The campaign period has come to end. The voters should have listened to all candidates, compare their messages and make a choice before going to cast their vote. Saturday should just be a symbolic day for them. Today should be the day of reflection and decision making.
The type of councils the country would have is to be determined today and tomorrow, each should register the decision made today unless you are a voter who depends on emotions rather than reason. You may be a voter who is waiting to be bribed tonight by selling your voter’s card either to be hindered from voting or to vote based on inducement. In that case you may still be undecided. Such is the voter who is yet to be a sovereign citizen.
The sovereign citizen will not receive a bag of rice today costing D1000 only to go and pay D10 a day, D300 a month or D3600 a year as duty payer in the market for selling vegetables in the market. The apolitical and the myopic voter in the market constitute the greatest threat to Gambian democracy.

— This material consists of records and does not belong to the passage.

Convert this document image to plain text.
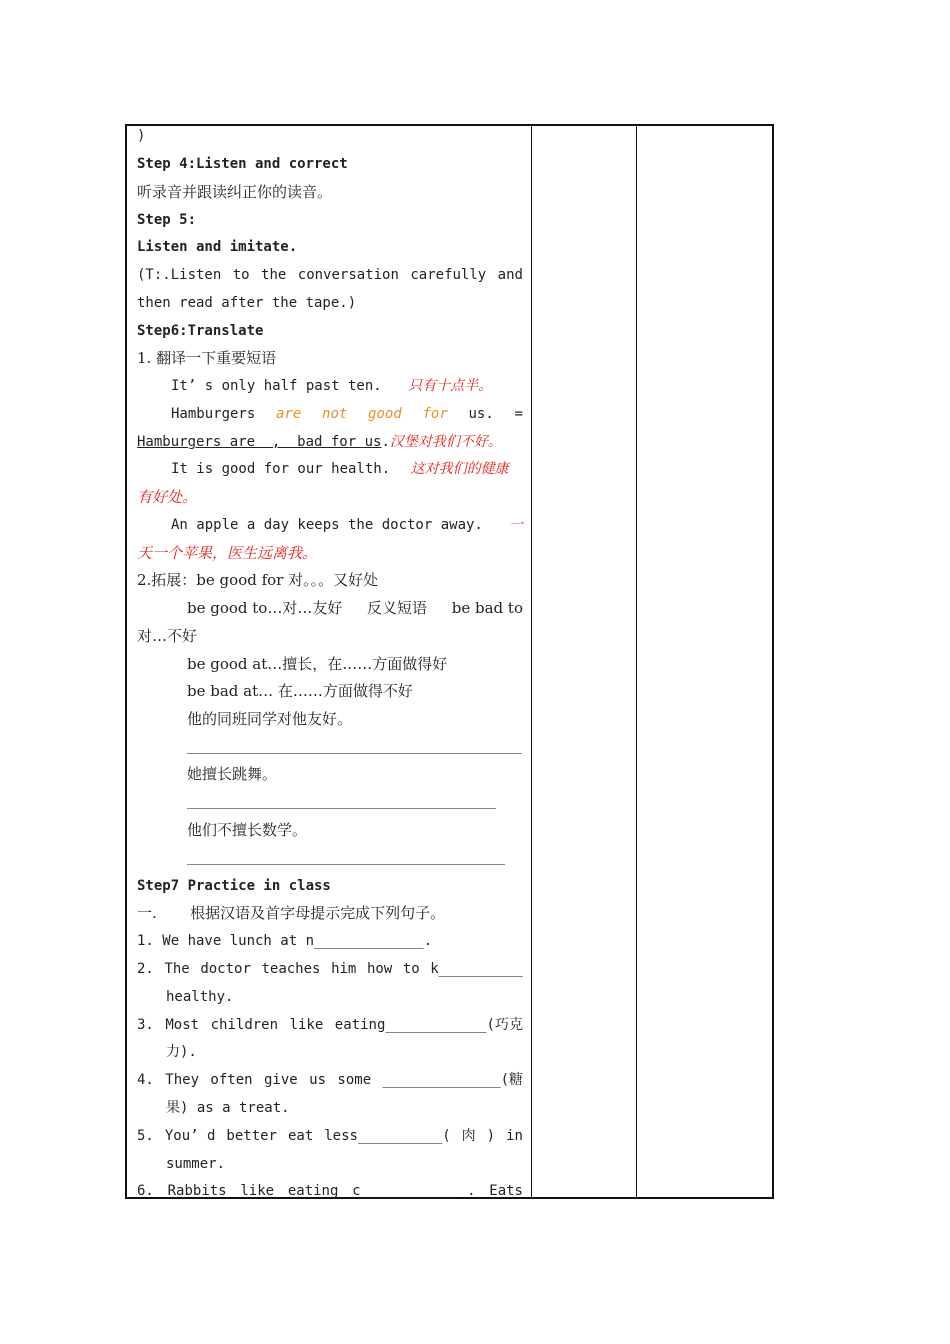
)
Step 4:Listen and correct
听录音并跟读纠正你的读音。
Step 5:
Listen and imitate.
(T:.Listen to the conversation carefully and
then read after the tape.)
Step6:Translate
1. 翻译一下重要短语
It’ s only half past ten. 只有十点半。
Hamburgers are not good for us. =
Hamburgers are  ,  bad for us.汉堡对我们不好。
It is good for our health. 这对我们的健康
有好处。
An apple a day keeps the doctor away. 一
天一个苹果，医生远离我。
2.拓展：be good for 对。。。又好处
be good to…对…友好 反义短语 be bad to
对…不好
be good at…擅长，在……方面做得好
be bad at… 在……方面做得不好
他的同班同学对他友好。
她擅长跳舞。
他们不擅长数学。
Step7 Practice in class
一.       根据汉语及首字母提示完成下列句子。
1. We have lunch at n_____________.
2. The doctor teaches him how to k__________
healthy.
3. Most children like eating____________(巧克
力).
4. They often give us some ______________(糖
果) as a treat.
5. You’ d better eat less__________( 肉 ) in
summer.
6. Rabbits like eating c___________ . Eats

Foroyaa has done and will continue to do its duty to combat these two ills of democracy. However, no matter how determined the informed voter is to select the right representative, without safeguarding the voting procedure from corrupt electoral practices there can be no undiluted choice of the people.

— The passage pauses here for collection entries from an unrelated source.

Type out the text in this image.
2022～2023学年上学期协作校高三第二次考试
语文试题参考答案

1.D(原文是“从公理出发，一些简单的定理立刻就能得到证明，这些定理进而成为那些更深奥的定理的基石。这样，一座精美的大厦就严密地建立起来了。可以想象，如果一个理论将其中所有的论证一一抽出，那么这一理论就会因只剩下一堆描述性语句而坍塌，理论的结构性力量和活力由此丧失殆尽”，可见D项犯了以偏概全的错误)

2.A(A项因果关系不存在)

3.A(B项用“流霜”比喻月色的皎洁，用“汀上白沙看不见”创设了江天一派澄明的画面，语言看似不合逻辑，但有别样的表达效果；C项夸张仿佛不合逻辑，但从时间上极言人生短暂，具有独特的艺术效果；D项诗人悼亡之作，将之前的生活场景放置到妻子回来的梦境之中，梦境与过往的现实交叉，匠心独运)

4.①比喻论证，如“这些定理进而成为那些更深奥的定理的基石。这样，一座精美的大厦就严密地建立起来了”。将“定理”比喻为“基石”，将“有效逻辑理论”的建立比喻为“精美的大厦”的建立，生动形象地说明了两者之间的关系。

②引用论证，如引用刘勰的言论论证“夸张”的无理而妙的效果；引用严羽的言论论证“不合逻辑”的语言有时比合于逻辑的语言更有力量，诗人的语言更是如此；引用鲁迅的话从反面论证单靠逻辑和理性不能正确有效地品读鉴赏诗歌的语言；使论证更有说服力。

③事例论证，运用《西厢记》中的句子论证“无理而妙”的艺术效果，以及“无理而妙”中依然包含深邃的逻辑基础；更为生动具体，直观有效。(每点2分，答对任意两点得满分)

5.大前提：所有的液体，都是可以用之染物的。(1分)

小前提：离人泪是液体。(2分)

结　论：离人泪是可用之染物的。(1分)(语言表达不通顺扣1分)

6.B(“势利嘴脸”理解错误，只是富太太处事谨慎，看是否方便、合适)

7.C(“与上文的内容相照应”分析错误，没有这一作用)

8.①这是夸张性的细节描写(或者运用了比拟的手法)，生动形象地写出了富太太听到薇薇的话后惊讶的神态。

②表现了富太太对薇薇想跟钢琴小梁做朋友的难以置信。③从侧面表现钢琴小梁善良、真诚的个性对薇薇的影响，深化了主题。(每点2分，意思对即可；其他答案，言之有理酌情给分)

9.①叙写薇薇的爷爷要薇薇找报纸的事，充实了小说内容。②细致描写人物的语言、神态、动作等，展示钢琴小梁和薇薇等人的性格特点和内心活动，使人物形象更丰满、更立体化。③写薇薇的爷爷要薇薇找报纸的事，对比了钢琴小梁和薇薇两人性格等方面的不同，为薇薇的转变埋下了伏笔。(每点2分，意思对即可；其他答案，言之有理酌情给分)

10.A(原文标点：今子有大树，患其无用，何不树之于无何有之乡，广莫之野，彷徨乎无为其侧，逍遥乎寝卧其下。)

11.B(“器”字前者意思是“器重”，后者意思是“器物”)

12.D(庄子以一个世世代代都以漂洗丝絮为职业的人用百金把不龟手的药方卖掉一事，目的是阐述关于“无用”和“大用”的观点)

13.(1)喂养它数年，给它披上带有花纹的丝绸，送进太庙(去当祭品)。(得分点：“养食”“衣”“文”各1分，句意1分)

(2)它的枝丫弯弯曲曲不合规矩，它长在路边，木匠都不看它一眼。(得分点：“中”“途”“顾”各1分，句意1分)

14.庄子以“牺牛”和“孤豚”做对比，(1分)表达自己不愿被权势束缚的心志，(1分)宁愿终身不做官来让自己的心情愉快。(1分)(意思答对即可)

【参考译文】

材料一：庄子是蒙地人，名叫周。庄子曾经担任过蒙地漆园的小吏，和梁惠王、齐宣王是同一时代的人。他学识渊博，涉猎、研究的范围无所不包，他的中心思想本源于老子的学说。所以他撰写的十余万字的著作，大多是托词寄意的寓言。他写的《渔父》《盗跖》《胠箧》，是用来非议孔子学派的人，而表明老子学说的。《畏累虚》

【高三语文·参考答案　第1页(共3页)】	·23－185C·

This is why candidates should have well trained polling agents to safeguard the voting process from any immoral presiding officer. One of the key responsibilities of the polling agents is to be there on time when the boxes are open for inspection. They must also be present throughout to prevent any intruder from getting into the polling booth. They must witness the sealing of the ballot boxes. They must inspect the holes of the ballot boxes to ensure that the ballot tokens or marbles could be inserted without difficulty. They must ensure that the polling booth is secure and cannot be invaded by any intruder without being seen. They must register the number of ball tokens given to the presiding officer before the commencement of voting.
At the end of the exercise they must ensure that the serial numbers are the same as at the start of the voting process. They must witness the breaking of the seal and they must not be too lazy to count the marbles on the rack rather than just assume the number given to them.

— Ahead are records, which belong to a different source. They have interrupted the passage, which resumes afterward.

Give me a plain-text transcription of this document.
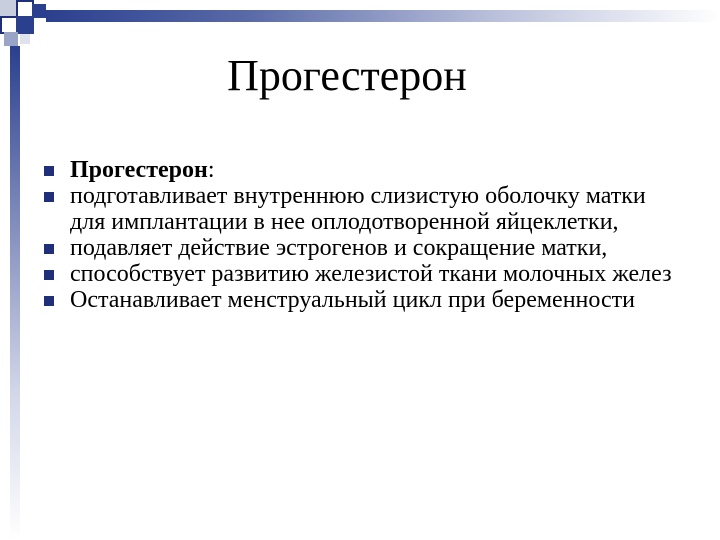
Прогестерон
Прогестерон:
подготавливает внутреннюю слизистую оболочку матки для имплантации в нее оплодотворенной яйцеклетки,
подавляет действие эстрогенов и сокращение матки,
способствует развитию железистой ткани молочных желез
Останавливает менструальный цикл при беременности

At the end of the voting they must ensure that the remaining ballot tokens are counted and subtracted from the original number of ballot tokens supplied to them. They must read what is written on the report sheet to validate the content before signature, they must retain a copy of the report sheet as a counting agent for onward transmission to the collation agent to protect their result. They must also ensure that they are posted outside the polling station. Election monitors are only relevant if they can assist the candidates to protect the vote by monitoring their counting on the spot and the posting of the results.
They should encourage candidates to identify their troubled spots and cover those polling stations as a matter of priority, spread themselves and are able to take note of what is happening in all the polling stations.